Aoun condenó la ofensiva israelí y afirmó que Líbano enfrenta una agresión “despiadada y reprensible”. El mandatario se comprometió a trabajar para poner fin al sufrimiento del pueblo libanés, en especial de los residentes del sur, donde se concentran las operaciones terrestres y los desplazamientos.
El Consejo de Seguridad de las Naciones Unidas tenía previsto celebrar una reunión de emergencia el lunes sobre la ampliación de la ofensiva israelí en Líbano. La sesión fue solicitada por Francia, cuyo presidente, Emmanuel Macron, afirmó que nada justifica la grave escalada en el sur del país y pidió el fin de los combates.
Alemania y Reino Unido también expresaron preocupación. El ministro alemán de Asuntos Exteriores, Johann Wadephul, advirtió que cualquier nueva escalada agravará una situación ya tensa y provocará más desplazamientos dentro del Líbano. La ministra británica de Asuntos Exteriores, Yvette Cooper, instó a Israel y a Hezbolá a respetar el alto el fuego, y afirmó que el avance israelí en el sur del Líbano debe terminar.
Cooper también sostuvo que Hezbolá debe poner fin a los ataques contra Israel y desarmarse, una demanda vinculada al debate internacional sobre la aplicación de la Resolución 1701 del Consejo de Seguridad de la ONU.
Israel acusa a Hezbolá de violar la Resolución 1701

El embajador israelí ante la ONU, Danny Danon, criticó la reunión del Consejo de Seguridad y sostuvo que el debate central debería centrarse en el incumplimiento continuo de la Resolución 1701. Esa resolución puso fin a la guerra de 2006 entre Israel y Hezbolá y exigió que el grupo terrorista se desarmara y se retirara al norte del río Litani.
Israel ha acusado durante años al Gobierno libanés y a la FPNUL de no aplicar plenamente esa resolución.
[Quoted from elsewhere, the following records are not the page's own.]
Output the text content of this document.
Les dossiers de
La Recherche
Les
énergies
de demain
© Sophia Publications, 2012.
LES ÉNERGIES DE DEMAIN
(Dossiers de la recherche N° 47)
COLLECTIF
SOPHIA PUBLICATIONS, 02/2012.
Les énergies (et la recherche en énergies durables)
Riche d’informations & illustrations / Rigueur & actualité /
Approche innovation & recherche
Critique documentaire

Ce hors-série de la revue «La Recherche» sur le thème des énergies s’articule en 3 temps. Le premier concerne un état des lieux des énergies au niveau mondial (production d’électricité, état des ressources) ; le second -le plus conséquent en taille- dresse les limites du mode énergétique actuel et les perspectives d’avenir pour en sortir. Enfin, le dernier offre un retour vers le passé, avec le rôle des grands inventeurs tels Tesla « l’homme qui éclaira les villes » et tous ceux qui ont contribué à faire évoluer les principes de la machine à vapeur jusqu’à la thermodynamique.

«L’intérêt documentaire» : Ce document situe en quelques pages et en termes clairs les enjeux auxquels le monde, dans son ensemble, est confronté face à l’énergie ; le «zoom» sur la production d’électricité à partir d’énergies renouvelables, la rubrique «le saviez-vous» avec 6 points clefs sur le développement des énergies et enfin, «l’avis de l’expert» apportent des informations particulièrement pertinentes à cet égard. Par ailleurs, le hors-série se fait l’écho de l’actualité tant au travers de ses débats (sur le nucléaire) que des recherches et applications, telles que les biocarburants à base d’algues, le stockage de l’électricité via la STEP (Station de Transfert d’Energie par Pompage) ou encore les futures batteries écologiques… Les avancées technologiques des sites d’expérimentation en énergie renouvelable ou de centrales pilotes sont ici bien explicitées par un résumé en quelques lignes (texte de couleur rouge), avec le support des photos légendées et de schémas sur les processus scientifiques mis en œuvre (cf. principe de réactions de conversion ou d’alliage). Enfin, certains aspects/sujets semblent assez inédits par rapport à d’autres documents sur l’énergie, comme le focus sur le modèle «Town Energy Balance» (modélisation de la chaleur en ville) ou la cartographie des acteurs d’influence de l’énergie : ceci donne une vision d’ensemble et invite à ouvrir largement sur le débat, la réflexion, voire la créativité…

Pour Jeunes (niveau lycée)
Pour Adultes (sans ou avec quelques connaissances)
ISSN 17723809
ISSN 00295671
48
Para Jerusalén, la permanencia de infraestructuras, combatientes y armamento de Hezbolá en el sur del Líbano representa una amenaza directa para la población civil israelí y para la estabilidad regional.
Danon afirmó que Hezbolá ha violado de forma flagrante las resoluciones de la ONU, se ha armado bajo patrocinio iraní y ha mantenido una amenaza constante contra Israel. El embajador sostuvo que Israel continuará actuando contra cualquier amenaza dirigida contra sus ciudadanos.
La reanudación de ataques contra Dahiyeh marca un cambio significativo en la campaña israelí en Líbano. La capital libanesa vuelve a entrar en el centro de la presión militar israelí, mientras la diplomacia estadounidense intenta evitar una escalada mayor y las comunidades del norte de Israel siguen bajo amenaza de cohetes y drones de Hezbolá.